After weeks of publicity, a judge has issued a gag order in the case of the woman suspected of driving her car into a crowd of spectators at the Oklahoma State University homecoming parade.
Adacia Chambers made her second appearance in court to be arraigned on four counts of second degree murder and 46 counts of assault, but while she was there, District Judge Louis Duel also ruled on motions filed by the prosecution.
Prosecutors had requested a gag order in the case and for Chambers’ health records to be sealed. In both motions , they cited extensive publicity about the case including the release of documents from an October psychological evaluation.
The judge agreed to grant the gag order and seal the mental health records.

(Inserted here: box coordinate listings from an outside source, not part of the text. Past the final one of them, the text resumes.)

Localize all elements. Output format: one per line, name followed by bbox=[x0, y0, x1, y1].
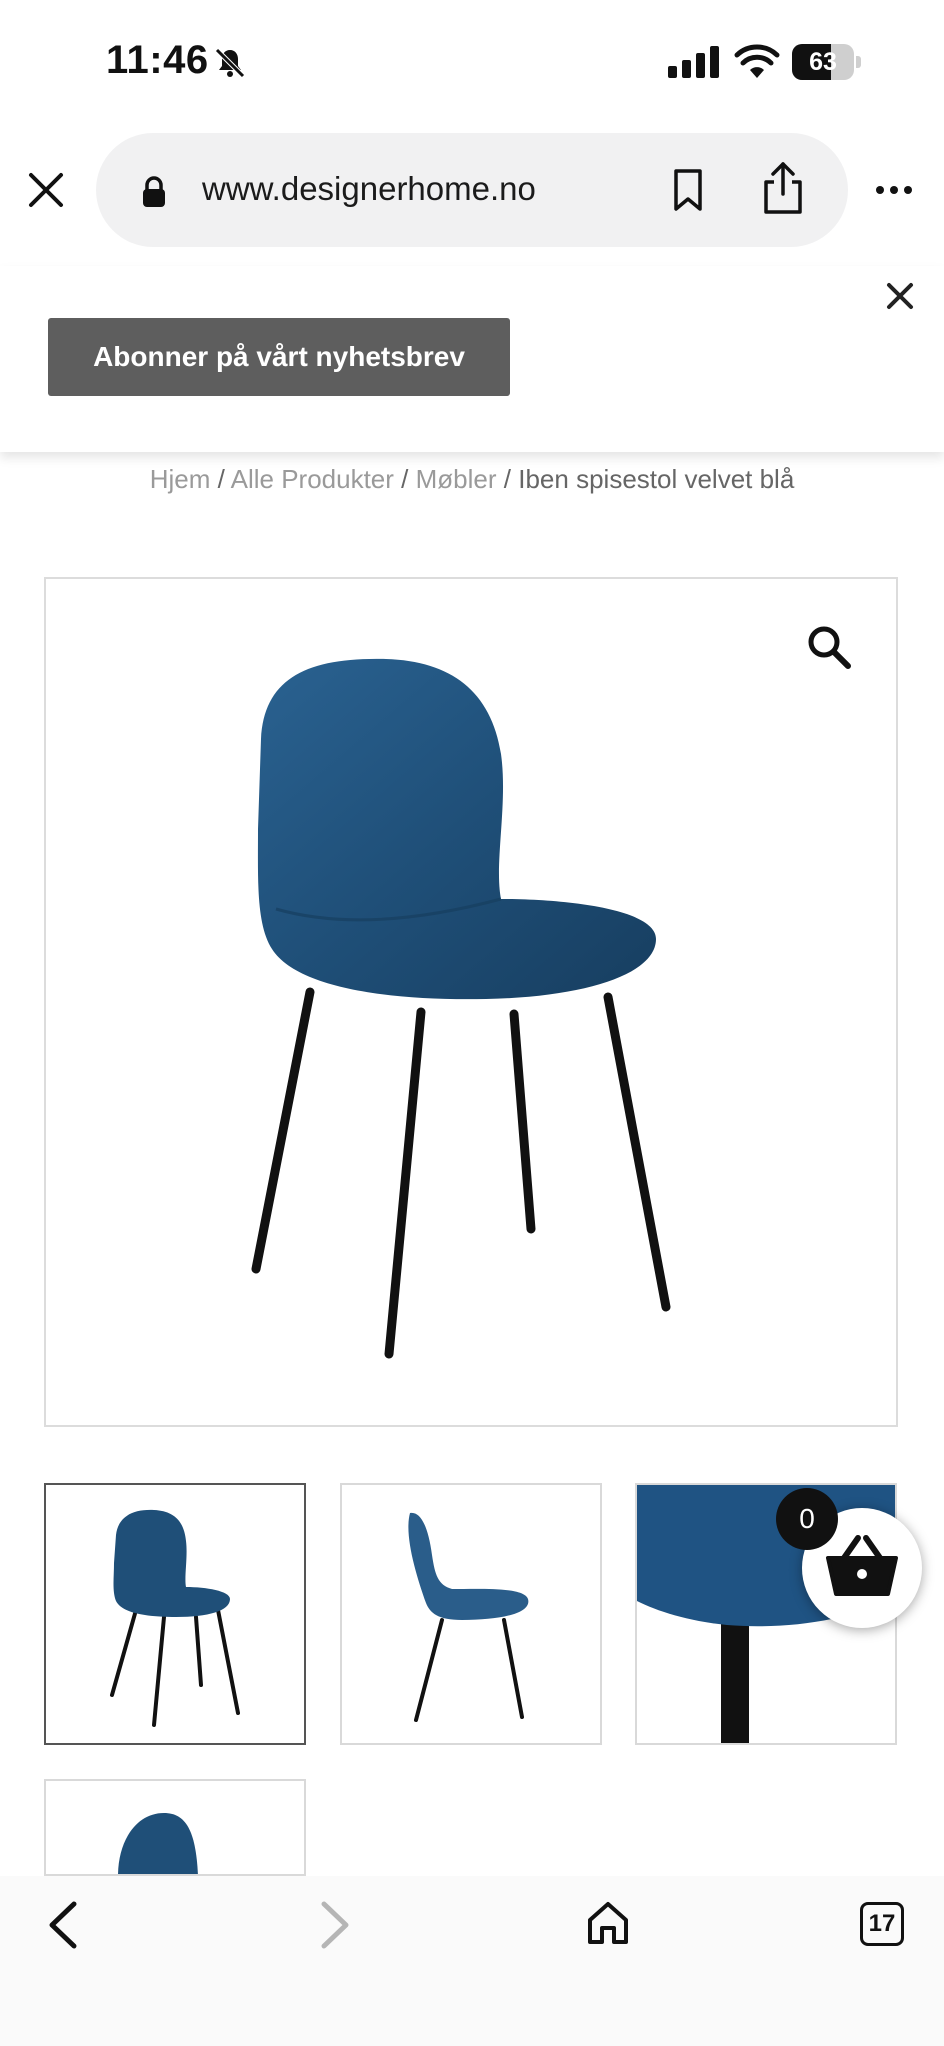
breadcrumb-item-furniture[interactable]: Møbler bbox=[416, 464, 497, 494]
zoom-icon[interactable] bbox=[806, 624, 852, 670]
product-thumbnail-4[interactable] bbox=[44, 1779, 306, 1876]
status-time: 11:46 bbox=[106, 38, 209, 82]
tabs-button[interactable]: 17 bbox=[860, 1902, 904, 1946]
product-thumbnail-1[interactable] bbox=[44, 1483, 306, 1745]
battery-indicator: 63 bbox=[792, 44, 862, 80]
back-icon[interactable] bbox=[44, 1900, 80, 1950]
newsletter-close-icon[interactable] bbox=[884, 280, 916, 312]
home-icon[interactable] bbox=[586, 1900, 630, 1946]
close-icon[interactable] bbox=[26, 170, 66, 210]
battery-percent: 63 bbox=[809, 48, 837, 76]
lock-icon bbox=[143, 176, 165, 207]
bookmark-icon[interactable] bbox=[668, 168, 708, 212]
wifi-icon bbox=[734, 44, 780, 78]
forward-icon[interactable] bbox=[318, 1900, 354, 1950]
more-icon[interactable] bbox=[874, 182, 914, 198]
chair-front-image bbox=[110, 1509, 240, 1727]
chair-thumbnail-image bbox=[118, 1813, 198, 1874]
cart-count-badge: 0 bbox=[776, 1488, 838, 1550]
share-icon[interactable] bbox=[760, 160, 806, 216]
breadcrumb-item-home[interactable]: Hjem bbox=[150, 464, 211, 494]
url-text[interactable]: www.designerhome.no bbox=[202, 170, 536, 208]
breadcrumb-item-all-products[interactable]: Alle Produkter bbox=[231, 464, 394, 494]
product-main-image[interactable] bbox=[44, 577, 898, 1427]
product-thumbnail-2[interactable] bbox=[340, 1483, 602, 1745]
breadcrumb-current: Iben spisestol velvet blå bbox=[518, 464, 795, 494]
bell-muted-icon bbox=[215, 48, 245, 78]
breadcrumb: Hjem / Alle Produkter / Møbler / Iben sp… bbox=[149, 464, 795, 494]
chair-side-image bbox=[408, 1512, 529, 1722]
browser-toolbar bbox=[0, 1876, 944, 2046]
cellular-signal-icon bbox=[668, 46, 719, 78]
chair-image bbox=[251, 658, 671, 1359]
newsletter-subscribe-button[interactable]: Abonner på vårt nyhetsbrev bbox=[48, 318, 510, 396]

He also ordered Chambers to be sent to the Oklahoma Forensic Center for further psychological evaluation.
The next hearing in the case is scheduled for December 10.
A new judge will oversee the case of Adacia Chambers, the woman charged with four counts of second-degree murder and 46 counts of assault and battery after the Oklahoma State University parade crash, after the presiding judge recused herself due to a personal relationship with one of the victims.

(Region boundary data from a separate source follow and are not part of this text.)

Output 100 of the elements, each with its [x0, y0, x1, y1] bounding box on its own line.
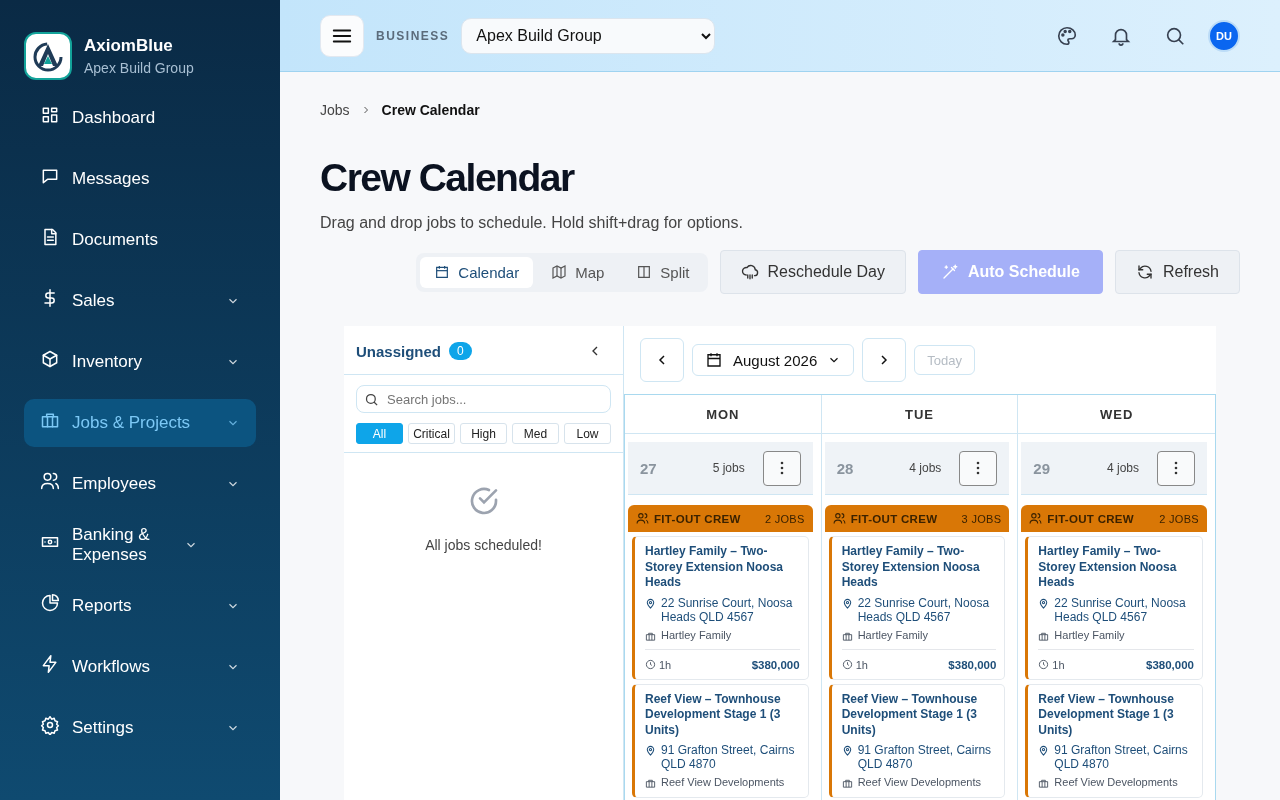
weekday-header: WED [1100, 406, 1134, 422]
briefcase-icon [40, 410, 60, 430]
location-pin-icon [1038, 745, 1050, 756]
kebab-icon [779, 461, 784, 475]
pie-chart-icon [40, 593, 60, 613]
team-icon [636, 512, 649, 525]
job-count: 4 jobs [909, 461, 942, 475]
nav-item[interactable]: Reports [24, 582, 256, 630]
empty-message: All jobs scheduled! [425, 537, 542, 553]
location-pin-icon [645, 745, 656, 756]
more-button[interactable] [959, 450, 998, 486]
job-title: Hartley Family – Two-Storey Extension Noosa Heads [841, 544, 981, 591]
breadcrumb-link[interactable]: Jobs [320, 102, 350, 118]
clock-icon [1038, 659, 1050, 670]
job-client: Hartley Family [1054, 628, 1125, 641]
building-icon [645, 630, 656, 642]
more-button[interactable] [762, 450, 801, 486]
more-button[interactable] [1157, 450, 1195, 486]
nav-item[interactable]: Banking & Expenses [24, 521, 256, 569]
refresh-icon [1135, 263, 1154, 281]
job-card[interactable]: Reef View – Townhouse Development Stage 1 (3 Units) 91 Grafton Street, Cairns QLD 4870 Reef View Developments [632, 683, 809, 798]
month-picker[interactable]: August 2026 [692, 344, 855, 376]
nav-item[interactable]: Settings [24, 704, 256, 752]
nav-item[interactable]: Documents [24, 216, 256, 264]
business-label: BUSINESS [376, 28, 450, 43]
unassigned-count: 0 [449, 342, 472, 360]
job-address: 22 Sunrise Court, Noosa Heads QLD 4567 [1054, 595, 1187, 624]
location-pin-icon [841, 745, 853, 756]
job-card[interactable]: Reef View – Townhouse Development Stage 1 (3 Units) 91 Grafton Street, Cairns QLD 4870 Reef View Developments [828, 683, 1006, 798]
job-duration: 1h [1052, 658, 1066, 671]
weekday-header: TUE [905, 406, 934, 422]
nav-item[interactable]: Messages [24, 155, 256, 203]
job-address: 91 Grafton Street, Cairns QLD 4870 [661, 743, 796, 771]
job-title: Reef View – Townhouse Development Stage 1 (3 Units) [841, 691, 979, 738]
job-address: 22 Sunrise Court, Noosa Heads QLD 4567 [857, 595, 991, 624]
page-title: Crew Calendar [320, 156, 576, 200]
grid-icon [40, 105, 60, 125]
map-icon [551, 264, 568, 280]
calendar-icon [705, 351, 723, 369]
clock-icon [645, 659, 656, 670]
job-title: Reef View – Townhouse Development Stage 1 (3 Units) [1038, 691, 1175, 738]
box-icon [40, 349, 60, 369]
date-number: 28 [836, 459, 855, 477]
job-card[interactable]: Hartley Family – Two-Storey Extension Noosa Heads 22 Sunrise Court, Noosa Heads QLD 4567 Hartley Family 1h $380,000 [632, 536, 809, 680]
nav-item[interactable]: Workflows [24, 643, 256, 691]
view-tab[interactable]: Map [537, 256, 619, 288]
palette-icon[interactable] [1056, 24, 1078, 47]
job-card[interactable]: Reef View – Townhouse Development Stage 1 (3 Units) 91 Grafton Street, Cairns QLD 4870 Reef View Developments [1025, 683, 1203, 798]
job-card[interactable]: Hartley Family – Two-Storey Extension Noosa Heads 22 Sunrise Court, Noosa Heads QLD 4567 Hartley Family 1h $380,000 [828, 536, 1006, 680]
job-duration: 1h [659, 658, 673, 671]
job-duration: 1h [855, 658, 869, 671]
crew-job-count: 3 JOBS [961, 512, 1002, 525]
priority-filter[interactable]: Med [512, 423, 559, 444]
app-name: AxiomBlue [84, 36, 174, 56]
cloud-rain-icon [740, 263, 759, 281]
location-pin-icon [841, 597, 853, 609]
people-icon [40, 471, 60, 491]
view-tab[interactable]: Calendar [420, 256, 534, 288]
clock-icon [841, 659, 853, 670]
date-number: 27 [640, 459, 658, 477]
crew-name: FIT-OUT CREW [850, 512, 939, 525]
crew-job-count: 2 JOBS [1159, 512, 1199, 525]
nav-item[interactable]: Dashboard [24, 94, 256, 142]
team-icon [1029, 512, 1043, 525]
priority-filter[interactable]: High [460, 423, 507, 444]
job-address: 22 Sunrise Court, Noosa Heads QLD 4567 [661, 595, 794, 624]
priority-filter[interactable]: Critical [408, 423, 455, 444]
nav-item[interactable]: Sales [24, 277, 256, 325]
action-button[interactable]: Reschedule Day [719, 250, 906, 294]
weekday-header: MON [706, 406, 740, 422]
job-client: Reef View Developments [857, 776, 981, 788]
job-title: Hartley Family – Two-Storey Extension Noosa Heads [645, 544, 785, 591]
business-select[interactable]: Apex Build Group [461, 17, 716, 54]
organization-name: Apex Build Group [84, 60, 194, 76]
lightning-icon [40, 654, 60, 674]
nav-item[interactable]: Jobs & Projects [24, 399, 256, 447]
nav-item[interactable]: Employees [24, 460, 256, 508]
menu-button[interactable] [320, 14, 364, 57]
view-tab[interactable]: Split [622, 256, 704, 288]
job-card[interactable]: Hartley Family – Two-Storey Extension Noosa Heads 22 Sunrise Court, Noosa Heads QLD 4567 Hartley Family 1h $380,000 [1025, 536, 1203, 680]
building-icon [841, 630, 853, 642]
priority-filter[interactable]: Low [564, 423, 611, 444]
date-number: 29 [1033, 459, 1051, 477]
gear-icon [40, 715, 60, 735]
action-button[interactable]: Refresh [1114, 250, 1240, 294]
nav-item[interactable]: Inventory [24, 338, 256, 386]
job-value: $380,000 [948, 658, 997, 671]
message-icon [40, 166, 60, 186]
building-icon [1038, 630, 1050, 642]
job-value: $380,000 [1146, 658, 1194, 671]
job-client: Hartley Family [661, 628, 732, 641]
job-value: $380,000 [751, 658, 800, 671]
kebab-icon [1174, 461, 1178, 475]
job-title: Reef View – Townhouse Development Stage 1 (3 Units) [645, 691, 782, 738]
job-count: 5 jobs [712, 461, 745, 475]
search-field[interactable]: Search jobs... [356, 385, 611, 413]
logo-icon [24, 32, 72, 80]
building-icon [645, 778, 656, 789]
job-client: Reef View Developments [661, 776, 785, 788]
user-avatar[interactable]: DU [1208, 19, 1240, 52]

In papers prepared Friday and filed Monday, Special Judge Katherine E. Thomas said she’s personally acquainted with one of the state’s witnesses identified as a victim. It says Thomas and the court may have knowledge of facts which prosecutors and defense may disagree during the ensuing trial.

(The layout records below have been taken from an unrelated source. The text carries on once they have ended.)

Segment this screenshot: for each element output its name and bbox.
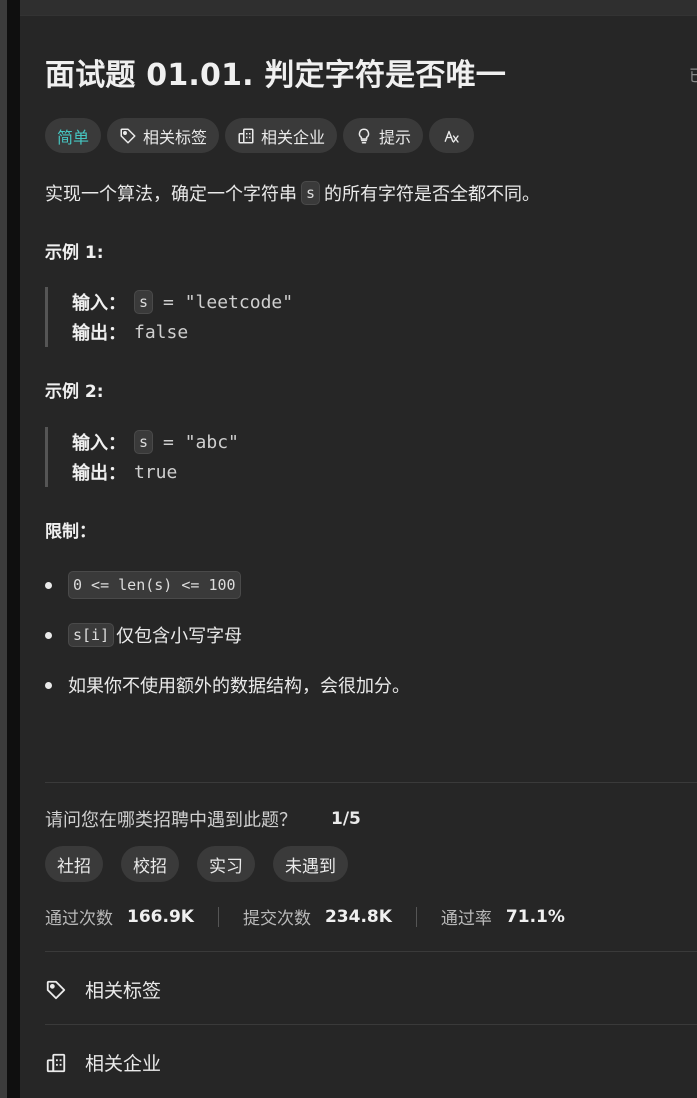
example-2-heading: 示例 2: [45,382,104,402]
difficulty-label: 简单 [57,127,90,147]
survey-option-internship[interactable]: 实习 [197,846,255,882]
constraints-list: 0 <= len(s) <= 100 s[i] 仅包含小写字母 如果你不使用额外… [45,568,410,718]
acceptance-rate-value: 71.1% [505,906,565,927]
difficulty-badge[interactable]: 简单 [45,118,102,153]
example-2-block: 输入： s = "abc" 输出： true [45,427,345,487]
left-edge-strip [0,0,7,1098]
example-2-output: 输出： true [72,457,345,487]
stats-separator [415,906,417,927]
constraint-text: 仅包含小写字母 [116,626,243,647]
example-1-output: 输出： false [72,317,345,347]
translate-button[interactable] [429,118,475,153]
input-value: = "leetcode" [163,291,294,313]
related-companies-button[interactable]: 相关企业 [225,118,338,153]
example-2-input: 输入： s = "abc" [72,427,345,457]
survey-option-campus[interactable]: 校招 [121,846,179,882]
related-tags-section-label: 相关标签 [85,980,162,1002]
constraints-heading: 限制： [45,522,96,542]
output-label: 输出： [72,463,126,484]
related-tags-label: 相关标签 [143,127,208,147]
related-companies-section[interactable]: 相关企业 [45,1049,161,1076]
building-icon [238,128,254,143]
lightbulb-icon [358,127,370,143]
translate-icon [444,130,459,143]
bullet-dot [45,581,52,589]
survey-options: 社招 校招 实习 未遇到 [45,846,348,882]
survey-question-text: 请问您在哪类招聘中遇到此题？ [45,810,297,831]
interview-survey-question: 请问您在哪类招聘中遇到此题？ 1/5 [45,806,361,832]
output-label: 输出： [72,323,126,344]
tag-icon [46,980,66,999]
related-companies-label: 相关企业 [261,127,326,147]
input-variable: s [134,290,154,314]
clipped-status-text: 已 [689,62,697,86]
example-1-block: 输入： s = "leetcode" 输出： false [45,287,345,347]
input-label: 输入： [72,293,126,314]
related-tags-section[interactable]: 相关标签 [45,976,161,1003]
section-divider [45,951,697,952]
accepted-value: 166.9K [127,906,194,927]
panel-gap [7,0,20,1098]
section-divider [45,782,697,783]
input-label: 输入： [72,433,126,454]
problem-statement: 实现一个算法，确定一个字符串 s 的所有字符是否全都不同。 [45,180,540,206]
statement-text-after: 的所有字符是否全都不同。 [324,184,541,205]
statement-text-before: 实现一个算法，确定一个字符串 [45,184,297,205]
bullet-dot [45,631,52,639]
output-value: true [134,461,178,483]
section-divider [45,1024,697,1025]
output-value: false [134,321,189,343]
survey-progress: 1/5 [331,809,361,829]
input-value: = "abc" [163,431,239,453]
stats-separator [217,906,219,927]
hints-button[interactable]: 提示 [343,118,424,153]
example-1-input: 输入： s = "leetcode" [72,287,345,317]
example-1-heading: 示例 1: [45,243,104,263]
tag-icon [120,128,136,143]
constraint-item: s[i] 仅包含小写字母 [45,618,410,652]
hints-label: 提示 [379,127,412,147]
constraint-code: s[i] [68,623,115,647]
constraint-item: 0 <= len(s) <= 100 [45,568,410,602]
submission-stats: 通过次数 166.9K 提交次数 234.8K 通过率 71.1% [45,904,565,929]
constraint-text: 如果你不使用额外的数据结构，会很加分。 [68,676,410,697]
building-icon [46,1053,66,1072]
survey-option-not-encountered[interactable]: 未遇到 [273,846,348,882]
survey-option-social[interactable]: 社招 [45,846,103,882]
submissions-label: 提交次数 [242,909,311,929]
problem-description-panel: 面试题 01.01. 判定字符是否唯一 已 简单 相关标签 相关企业 提示 [20,0,697,1098]
problem-title: 面试题 01.01. 判定字符是否唯一 [45,58,506,93]
bullet-dot [45,681,52,689]
statement-inline-code: s [301,181,321,205]
submissions-value: 234.8K [324,906,392,927]
constraint-item: 如果你不使用额外的数据结构，会很加分。 [45,668,410,702]
constraint-code: 0 <= len(s) <= 100 [68,571,241,599]
accepted-label: 通过次数 [45,909,113,929]
input-variable: s [134,430,154,454]
related-companies-section-label: 相关企业 [85,1053,162,1075]
acceptance-rate-label: 通过率 [440,909,492,929]
problem-tag-row: 简单 相关标签 相关企业 提示 [45,118,475,153]
related-tags-button[interactable]: 相关标签 [107,118,220,153]
panel-top-bar [20,0,697,16]
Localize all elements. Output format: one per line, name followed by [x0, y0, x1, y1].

Thomas cited Canon 2, Rule 2.1 of Oklahoma’s Code of Judicial Conduct when she asked Judge Phillip C. Corley to assign another judge to the case:
Giving Precedence to the Duties of Judicial Office
The duties of judicial office, as prescribed by law, shall take precedence over all of a judge's personal and extrajudicial activities.
 To ensure that judges are available to fulfill their judicial duties, judges must conduct their personal and extrajudicial activities to minimize the risk of conflicts that would result in frequent disqualification.
A hearing Monday afternoon will continue proceedings that began two weeks ago on October 26, two days after the crash that killed four people and left dozens injured. Prosecutors are seeking a gag order, and on Friday Payne County District Attorney Laura Thomas filed papers requesting Chambers’ mental health records be sealed.
Both the prosecution and the defense have filed applications to determine whether Chambers is mentally sound enough to stand trial. In court papers, Thomas claims defense attorneys violated Chambers’ rights by attaching a complete mental health report to its application.
According to the court filing, prosecutors are concerned the defense may be trying to influence the jury pool through mental health records and a series of press conferences. Thomas also says she was prematurely approached about changing the venue if and when a trial goes forward:
Although it is too late to un-ring the bell that was caused by counsel’s filing of the evaluation, the State would request the Court admonish counsel regarding this improper release of information and require that any future filings specifically related to matters of mental health or containing any mental health records be subject to court scrutiny and order as required by the statute before being made available in the public domain.
If and when the issue of defendant’s competence becomes contested, this information and other information may become evidence in a public hearing, but we are far from that stage in the instant proceedings.